PHOTOGRAPHIC POSTCARD. PICTURE 1902. Z. REACH, 1920s
255 - Meislova Street
Meislova Street, as seen from Staroměstské Square towards the north (picture 257 shows the street from the opposite side). Meislova originated at the square next to the Church of St Nicholas. It made several sharp turns before it led into Josefovská Street. The picture shows the widest part of the street, near Kostečná Street. On the right, there is one of the two Renaissance palaces belonging to the banker J. Bassevi, No. 74. They did not form part of the ghetto until the 17th century. No. 78, U rajských jablek (The Paradise Apples), behind Kostečná Street, served as a hotel - the hotel Flussek. A passage-way ran through the next house. It led to the New synagogue and to Josefovská Street. The ongoing Meislova Street, which curved to the left, led to Josefovská and to the Meisl Synagogue respectively. The Synagogue is hidden from view by the houses numbered 75, 76 and 77 on the left which were destroyed in the first stage of clearances during the years 1896 and 1897.

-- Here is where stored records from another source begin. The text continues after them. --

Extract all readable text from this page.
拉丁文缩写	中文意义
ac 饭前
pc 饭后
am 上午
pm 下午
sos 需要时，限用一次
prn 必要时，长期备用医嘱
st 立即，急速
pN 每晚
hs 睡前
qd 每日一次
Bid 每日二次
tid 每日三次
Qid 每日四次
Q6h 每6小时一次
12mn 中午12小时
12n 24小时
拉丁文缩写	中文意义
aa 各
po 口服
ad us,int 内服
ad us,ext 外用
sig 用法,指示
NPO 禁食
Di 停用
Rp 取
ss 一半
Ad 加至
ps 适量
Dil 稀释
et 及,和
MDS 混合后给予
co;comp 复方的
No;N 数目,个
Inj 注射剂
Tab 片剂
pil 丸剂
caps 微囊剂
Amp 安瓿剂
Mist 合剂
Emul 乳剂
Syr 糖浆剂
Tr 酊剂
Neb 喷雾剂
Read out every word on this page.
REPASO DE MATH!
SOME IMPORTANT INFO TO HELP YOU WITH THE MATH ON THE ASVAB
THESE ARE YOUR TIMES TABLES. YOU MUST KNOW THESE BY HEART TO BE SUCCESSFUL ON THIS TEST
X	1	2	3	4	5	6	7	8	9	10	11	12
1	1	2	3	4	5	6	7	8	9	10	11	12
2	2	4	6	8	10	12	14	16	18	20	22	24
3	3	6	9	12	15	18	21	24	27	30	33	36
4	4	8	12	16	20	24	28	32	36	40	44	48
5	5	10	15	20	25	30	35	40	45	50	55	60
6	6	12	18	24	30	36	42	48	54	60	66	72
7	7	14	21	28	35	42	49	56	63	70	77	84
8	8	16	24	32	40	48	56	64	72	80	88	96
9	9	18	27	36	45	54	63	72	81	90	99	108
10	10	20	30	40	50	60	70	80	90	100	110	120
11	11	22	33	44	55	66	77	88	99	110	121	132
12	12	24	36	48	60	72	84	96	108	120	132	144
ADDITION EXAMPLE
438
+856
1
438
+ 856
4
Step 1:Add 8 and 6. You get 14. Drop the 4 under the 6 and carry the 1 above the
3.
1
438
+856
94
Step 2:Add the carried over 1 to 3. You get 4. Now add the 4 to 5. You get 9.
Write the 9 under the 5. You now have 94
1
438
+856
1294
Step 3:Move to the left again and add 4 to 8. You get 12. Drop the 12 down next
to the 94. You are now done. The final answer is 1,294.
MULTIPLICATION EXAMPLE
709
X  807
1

PHOTOGRAPHIC POSTCARD. PICTURE 1895. Z. REACH, 1920s
256 - The Meisl Synagogue, originally built in the Late Renaissance style
It was founded in 1590 by Mordechai Meisl, who was a wealthy businessman and the primate of the Prague Jewish Community. The Synagogue stood in the block between Jáchymova and Josefovská Streets. It could be reached from Meislova and Úzká Streets. After the houses in the eastern part of Úzká Street were destroyed, a new street was built on the site. It bore the name Maiselova, somewhat altering the original spelling of the name. The picture shows the new Maiselova Street and the decorative western front of the Synagogue after its 1893-1905 Neo-Gothic reconstruction. The houses surrounding the Synagogue were built in the first five years of the 20th century.

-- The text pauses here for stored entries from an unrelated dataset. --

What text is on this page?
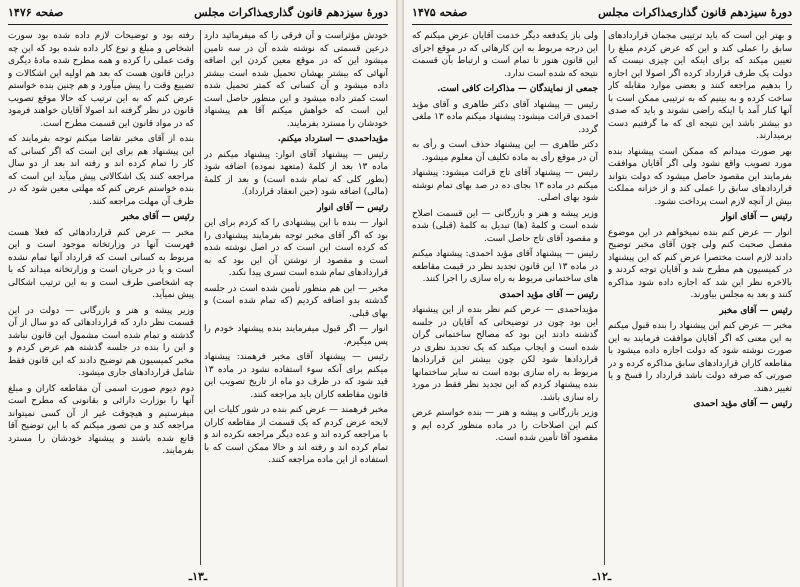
دورهٔ سیزدهم قانون گذاری
مذاکرات مجلس
صفحه ۱۴۷۶

خودش مؤثراست و آن فرقی را که میفرمائید دارد درعین قسمتی که نوشته شده آن در سه تامین میشود این که در موقع معین کردن این اضافه آنهائی که بیشتر بهشان تحمیل شده است بیشتر داده میشود و آن کسانی که کمتر تحمیل شده است کمتر داده میشود و این منظور حاصل است این است که خواهش میکنم آقا هم پیشنهاد خودشان را مسترد بفرمایند.

مؤیداحمدی — استرداد میکنم.

رئیس — پیشنهاد آقای انوار: پیشنهاد میکنم در ماده ۱۳ بعد از کلمهٔ (متعهد نموده) اضافه شود (بطور کلی که تمام شده است) و بعد از کلمهٔ (مالی) اضافه شود (حین انعقاد قرارداد).

رئیس — آقای انوار

انوار — بنده با این پیشنهادی را که کردم برای این بود که اگر آقای مخبر توجه بفرمایند پیشنهادی را که کرده است این است که در اصل نوشته شده است و مقصود از نوشتن آن این بود که به قراردادهای تمام شده است تسری پیدا نکند.

مخبر — این هم منظور تأمین شده است در جلسه گذشته بدو اضافه کردیم (که تمام شده است) و بهای قبلی.

انوار — اگر قبول میفرمایند بنده پیشنهاد خودم را پس میگیرم.

رئیس — پیشنهاد آقای مخبر فرهمند: پیشنهاد میکنم برای آنکه سوء استفاده نشود در ماده ۱۳ قید شود که در ظرف دو ماه از تاریخ تصویب این قانون مقاطعه کاران باید مراجعه کنند.

مخبر فرهمند — عرض کنم بنده در شور کلیات این لایحه عرض کردم که یک قسمت از مقاطعه کاران با مراجعه کرده اند و عده دیگر مراجعه نکرده اند و تمام کرده اند و رفته اند و حالا ممکن است که با استفاده از این ماده مراجعه کنند.

رفته بود و توضیحات لازم داده شده بود سورت اشخاص و مبلغ و نوع کار داده شده بود که این چه وقت عملی را کرده و همه مطرح شده مادهٔ دیگری دراین قانون هست که بعد هم اولیه این اشکالات و تضییع وقت را پیش میآورد و هم چنین بنده خواستم عرض کنم که به این ترتیب که حالا موقع تصویب قانون در نظر گرفته اند اصولا آقایان خواهند فرمود که در مواد قانون این قسمت مطرح است.

بنده از آقای مخبر تقاضا میکنم توجه بفرمایند که این پیشنهاد هم برای این است که اگر کسانی که کار را تمام کرده اند و رفته اند بعد از دو سال مراجعه کنند یک اشکالاتی پیش میآید این است که بنده خواستم عرض کنم که مهلتی معین شود که در ظرف آن مهلت مراجعه کنند.

رئیس — آقای مخبر

مخبر — عرض کنم قراردادهائی که فعلا هست فهرست آنها در وزارتخانه موجود است و این مربوط به کسانی است که قرارداد آنها تمام نشده است و یا در جریان است و وزارتخانه میداند که با چه اشخاصی طرف است و به این ترتیب اشکالی پیش نمیآید.

وزیر پیشه و هنر و بازرگانی — دولت در این قسمت نظر دارد که قراردادهائی که دو سال از آن گذشته و تمام شده است مشمول این قانون نباشد و این را بنده در جلسه گذشته هم عرض کردم و مخبر کمیسیون هم توضیح دادند که این قانون فقط شامل قراردادهای جاری میشود.

دوم دیوم صورت اسمی آن مقاطعه کاران و مبلغ آنها را بوزارت دارائی و بقانونی که مطرح است میفرستیم و هیچوقت غیر از آن کسی نمیتواند مراجعه کند و من تصور میکنم که با این توضیح آقا قانع شده باشند و پیشنهاد خودشان را مسترد بفرمایند.

ـ۱۳ـ
دورهٔ سیزدهم قانون گذاری
مذاکرات مجلس
صفحه ۱۴۷۵

و بهتر این است که باید ترتیبی مجمان قراردادهای سابق را عملی کند و این که عرض کردم مبلغ را تعیین میکند که برای اینکه این چیزی نیست که دولت یک طرف قرارداد کرده اگر اصولا این اجازه را بدهیم مراجعه کنند و بعضی موارد مقابله کار ساخت کرده و به بینیم که به ترتیبی ممکن است با آنها کنار آمد با اینکه راضی نشوند و باید که صدی دو بیشتر باشد این نتیجه ای که ما گرفتیم دست برمیدارند.

بهر صورت میدانم که ممکن است پیشنهاد بنده مورد تصویب واقع نشود ولی اگر آقایان موافقت بفرمایند این مقصود حاصل میشود که دولت بتواند قراردادهای سابق را عملی کند و از خزانه مملکت بیش از آنچه لازم است پرداخت نشود.

رئیس — آقای انوار

انوار — عرض کنم بنده نمیخواهم در این موضوع مفصل صحبت کنم ولی چون آقای مخبر توضیح دادند لازم است مختصرا عرض کنم که این پیشنهاد در کمیسیون هم مطرح شد و آقایان توجه کردند و بالاخره نظر این شد که اجازه داده شود مذاکره کنند و بعد به مجلس بیاورند.

رئیس — آقای مخبر

مخبر — عرض کنم این پیشنهاد را بنده قبول میکنم به این معنی که اگر آقایان موافقت فرمایند به این صورت نوشته شود که دولت اجازه داده میشود با مقاطعه کاران قراردادهای سابق مذاکره کرده و در صورتی که صرفه دولت باشد قرارداد را فسخ و یا تغییر دهند.

رئیس — آقای مؤید احمدی

ولی باز یکدفعه دیگر خدمت آقایان عرض میکنم که این درجه مربوط به این کارهائی که در موقع اجرای این قانون هنوز تا تمام است و ارتباط بآن قسمت نتیجه که شده است ندارد.

جمعی از نمایندگان — مذاکرات کافی است.

رئیس — پیشنهاد آقای دکتر طاهری و آقای مؤید احمدی قرائت میشود: پیشنهاد میکنم ماده ۱۳ ملغی گردد.

دکتر طاهری — این پیشنهاد حذف است و رأی به آن در موقع رأی به ماده تکلیف آن معلوم میشود.

رئیس — پیشنهاد آقای تاج قرائت میشود: پیشنهاد میکنم در ماده ۱۳ بجای ده در صد بهای تمام نوشته شود بهای اصلی.

وزیر پیشه و هنر و بازرگانی — این قسمت اصلاح شده است و کلمهٔ (ها) تبدیل به کلمهٔ (قبلی) شده و مقصود آقای تاج حاصل است.

رئیس — پیشنهاد آقای مؤید احمدی: پیشنهاد میکنم در ماده ۱۳ این قانون تجدید نظر در قیمت مقاطعه های ساختمانی مربوط به راه سازی را اجرا کنند.

رئیس — آقای مؤید احمدی

مؤیداحمدی — عرض کنم نظر بنده از این پیشنهاد این بود چون در توضیحاتی که آقایان در جلسه گذشته دادند این بود که مصالح ساختمانی گران شده است و ایجاب میکند که یک تجدید نظری در قراردادها شود لکن چون بیشتر این قراردادها مربوط به راه سازی بوده است نه سایر ساختمانها بنده پیشنهاد کردم که این تجدید نظر فقط در مورد راه سازی باشد.

وزیر بازرگانی و پیشه و هنر — بنده خواستم عرض کنم این اصلاحات را در ماده منظور کرده ایم و مقصود آقا تأمین شده است.

ـ۱۲ـ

PHOTOTYPE. F. J. JEDLIČKA, AROUND 1907
257 - The original Meislova Street, in the direction of Staroměstské Square
No. 935, on the corner of Meislova and the Old Town Square, closes the view. House No. 935 and the neighbouring No. 934 were the first houses to be demolished in Meislova in 1896 (see pictures 259 and 261), thus launching the whole clearance project. Mikulášská Street was later built on this site approximately along the line of the south ern part of the original Meislova Street (see pictures 268 and 269). In the postcard, we can still see the Renaissance palace, No. 73, belonging to the banker J. Bassevi (on the left), and behind it, houses Nos. 72 and 71. On the right, on the corner of Jáchymova Street, there is No. 70 and next, there is a small two-storey house with an open staircase, No. 277, which served as a customs-house (this is where theexcise tax - a tax levied on food at the border of the Old Town and the Jewish Town was collected). Beyond the customs-house stands the Benedictine Monastery. The whole street was demolished in 1896 and 1897.